В курортном кафе рассказчик встречается с западногерманским туристом, который рассказывает ему о своем опыте интеллектуала, пережившего нацизм. В свое время замешанный в студенческих протестах против гитлеризма, он всю жизнь боится разоблачения и ареста. Где-то в конце 1943-го — начале 1944-го года его вызывают в гестапо и предлагают сотрудничать — доносить на коллег по его престижному физическому институту. Не желая, из «интеллигентского предрассудка порядочности», согласиться, но боясь и прямо заявить об отказе, он умело лавирует, в частности, говоря, что «в случае враждебных высказываний… учитывая военное время… готов выполнять свой патриотический долг, только без этих формальностей». Его в конце концов отпускают, но вопрос о смысле такой половинчатой «порядочности» продолжает мучить его и вновь возникает в разговоре с рассказчиком.

Дело в том, что слова о «готовности выполнять патриотический долг» не являются чисто риторическим ходом — они отражают фундаментальную двусмысленность жизненной позиции коллаборанта, и власть понимает это не хуже, если не лучше, чем он.

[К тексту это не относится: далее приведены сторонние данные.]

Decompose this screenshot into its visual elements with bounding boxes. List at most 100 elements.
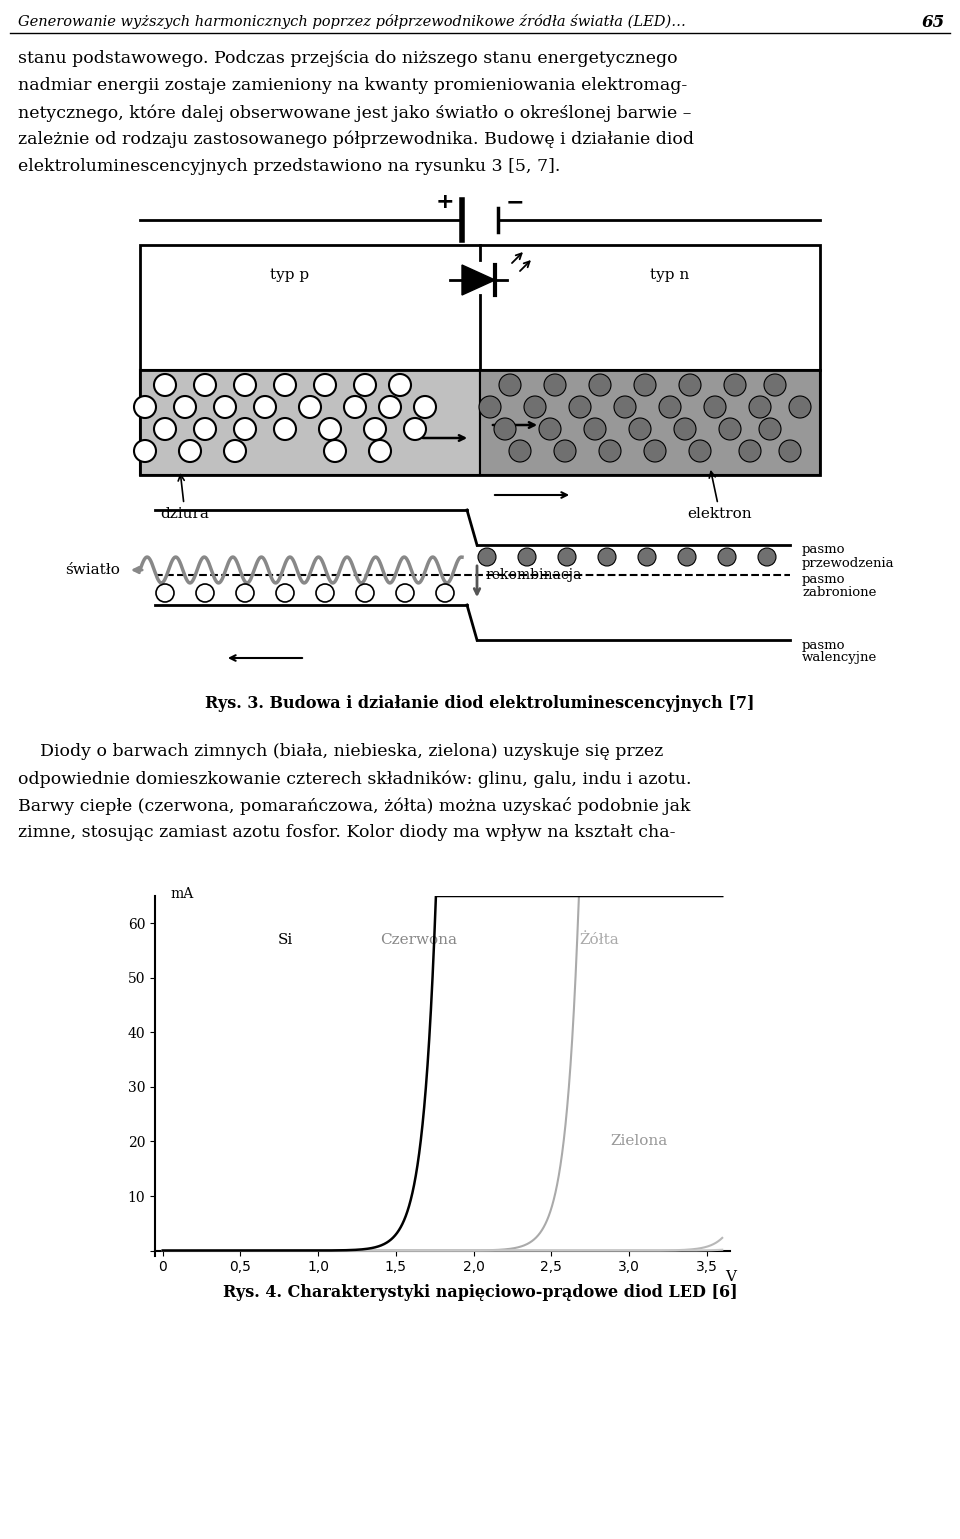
- Circle shape: [234, 374, 256, 396]
- Text: światło: światło: [65, 563, 120, 577]
- Circle shape: [724, 374, 746, 396]
- Circle shape: [396, 583, 414, 602]
- Circle shape: [274, 419, 296, 440]
- Circle shape: [316, 583, 334, 602]
- Circle shape: [344, 396, 366, 419]
- Circle shape: [789, 396, 811, 419]
- Polygon shape: [462, 265, 495, 295]
- Bar: [140, 245, 820, 369]
- Circle shape: [224, 440, 246, 462]
- Circle shape: [544, 374, 566, 396]
- Circle shape: [524, 396, 546, 419]
- Text: 65: 65: [922, 14, 945, 31]
- Circle shape: [739, 440, 761, 462]
- Circle shape: [718, 548, 736, 566]
- Circle shape: [319, 419, 341, 440]
- Circle shape: [779, 440, 801, 462]
- Circle shape: [749, 396, 771, 419]
- Circle shape: [629, 419, 651, 440]
- Text: pasmo: pasmo: [802, 639, 846, 651]
- Text: elektron: elektron: [687, 471, 753, 522]
- Circle shape: [274, 374, 296, 396]
- Text: Barwy ciepłe (czerwona, pomarańczowa, żółta) można uzyskać podobnie jak: Barwy ciepłe (czerwona, pomarańczowa, żó…: [18, 797, 690, 816]
- Circle shape: [674, 419, 696, 440]
- Circle shape: [154, 419, 176, 440]
- Circle shape: [494, 419, 516, 440]
- Circle shape: [719, 419, 741, 440]
- Circle shape: [634, 374, 656, 396]
- Circle shape: [679, 374, 701, 396]
- Circle shape: [558, 548, 576, 566]
- Circle shape: [479, 396, 501, 419]
- Circle shape: [614, 396, 636, 419]
- Circle shape: [196, 583, 214, 602]
- Text: mA: mA: [171, 888, 194, 902]
- Text: Żółta: Żółta: [579, 933, 619, 946]
- Text: +: +: [436, 192, 454, 212]
- Text: −: −: [506, 192, 524, 212]
- Text: netycznego, które dalej obserwowane jest jako światło o określonej barwie –: netycznego, które dalej obserwowane jest…: [18, 105, 691, 122]
- Circle shape: [356, 583, 374, 602]
- Text: typ n: typ n: [650, 268, 689, 282]
- Bar: [480, 369, 820, 476]
- Bar: [140, 369, 820, 476]
- Circle shape: [644, 440, 666, 462]
- Circle shape: [436, 583, 454, 602]
- Circle shape: [759, 419, 781, 440]
- Circle shape: [354, 374, 376, 396]
- Circle shape: [659, 396, 681, 419]
- Text: elektroluminescencyjnych przedstawiono na rysunku 3 [5, 7].: elektroluminescencyjnych przedstawiono n…: [18, 159, 561, 175]
- Circle shape: [134, 396, 156, 419]
- Text: Si: Si: [277, 933, 293, 946]
- Text: Czerwona: Czerwona: [380, 933, 457, 946]
- Circle shape: [179, 440, 201, 462]
- Circle shape: [499, 374, 521, 396]
- Circle shape: [518, 548, 536, 566]
- Text: Rys. 3. Budowa i działanie diod elektroluminescencyjnych [7]: Rys. 3. Budowa i działanie diod elektrol…: [205, 696, 755, 713]
- Text: zabronione: zabronione: [802, 586, 876, 600]
- Circle shape: [764, 374, 786, 396]
- Circle shape: [554, 440, 576, 462]
- Circle shape: [569, 396, 591, 419]
- Text: Zielona: Zielona: [611, 1134, 667, 1148]
- Circle shape: [689, 440, 711, 462]
- Circle shape: [389, 374, 411, 396]
- Text: pasmo: pasmo: [802, 574, 846, 586]
- Text: dziura: dziura: [160, 474, 209, 522]
- Circle shape: [369, 440, 391, 462]
- Bar: [140, 369, 480, 476]
- Circle shape: [638, 548, 656, 566]
- Text: stanu podstawowego. Podczas przejścia do niższego stanu energetycznego: stanu podstawowego. Podczas przejścia do…: [18, 49, 678, 68]
- Circle shape: [758, 548, 776, 566]
- Circle shape: [214, 396, 236, 419]
- Circle shape: [254, 396, 276, 419]
- Text: odpowiednie domieszkowanie czterech składników: glinu, galu, indu i azotu.: odpowiednie domieszkowanie czterech skła…: [18, 770, 691, 788]
- Circle shape: [276, 583, 294, 602]
- Circle shape: [509, 440, 531, 462]
- Circle shape: [174, 396, 196, 419]
- Circle shape: [194, 374, 216, 396]
- Circle shape: [589, 374, 611, 396]
- Circle shape: [379, 396, 401, 419]
- Circle shape: [414, 396, 436, 419]
- Circle shape: [234, 419, 256, 440]
- Circle shape: [678, 548, 696, 566]
- Circle shape: [324, 440, 346, 462]
- Circle shape: [539, 419, 561, 440]
- Circle shape: [404, 419, 426, 440]
- Text: Generowanie wyższych harmonicznych poprzez półprzewodnikowe źródła światła (LED): Generowanie wyższych harmonicznych poprz…: [18, 14, 685, 29]
- Text: zależnie od rodzaju zastosowanego półprzewodnika. Budowę i działanie diod: zależnie od rodzaju zastosowanego półprz…: [18, 131, 694, 148]
- Text: walencyjne: walencyjne: [802, 651, 877, 665]
- Text: Diody o barwach zimnych (biała, niebieska, zielona) uzyskuje się przez: Diody o barwach zimnych (biała, niebiesk…: [18, 743, 663, 760]
- Circle shape: [478, 548, 496, 566]
- Circle shape: [156, 583, 174, 602]
- Circle shape: [134, 440, 156, 462]
- Circle shape: [598, 548, 616, 566]
- Circle shape: [314, 374, 336, 396]
- Text: typ p: typ p: [271, 268, 309, 282]
- Circle shape: [364, 419, 386, 440]
- Circle shape: [236, 583, 254, 602]
- Circle shape: [704, 396, 726, 419]
- Text: Rys. 4. Charakterystyki napięciowo-prądowe diod LED [6]: Rys. 4. Charakterystyki napięciowo-prądo…: [223, 1284, 737, 1300]
- Text: przewodzenia: przewodzenia: [802, 557, 895, 569]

«Однажды [гестаповец] чуть не прижал меня к стене, довольно логично доказывая, что, в сущности, я и так работаю на национал-социализм и моя попытка увильнуть от прямого долга не что иное, как боязнь смотреть правде в лицо. Я уклонился от дискуссии».

Однако и теперь, в беседе с рассказчиком, немец, указывая на невозможность/бессмысленность героического отказа (который он «сравнил бы с нравственной гениальностью», доступной лишь исключительным личностям), продолжает отстаивать пользу своей уклончивой порядочности:

«Нет, порядочность — великая вещь». — «Но ведь, она, порядочность, не могла победить режим?». — «Конечно, нет». — «Тогда где же выход?» — «В данном случае в Красной Армии оказался выход… [А] без Красной Армии [это] могло бы продлиться еще одно или два поколения. Но как раз в этом случае то, что я называю порядочностью, приобретало бы еще больший смысл как средство сохранить нравственные мускулы нации для более или менее подходящего исторического момента».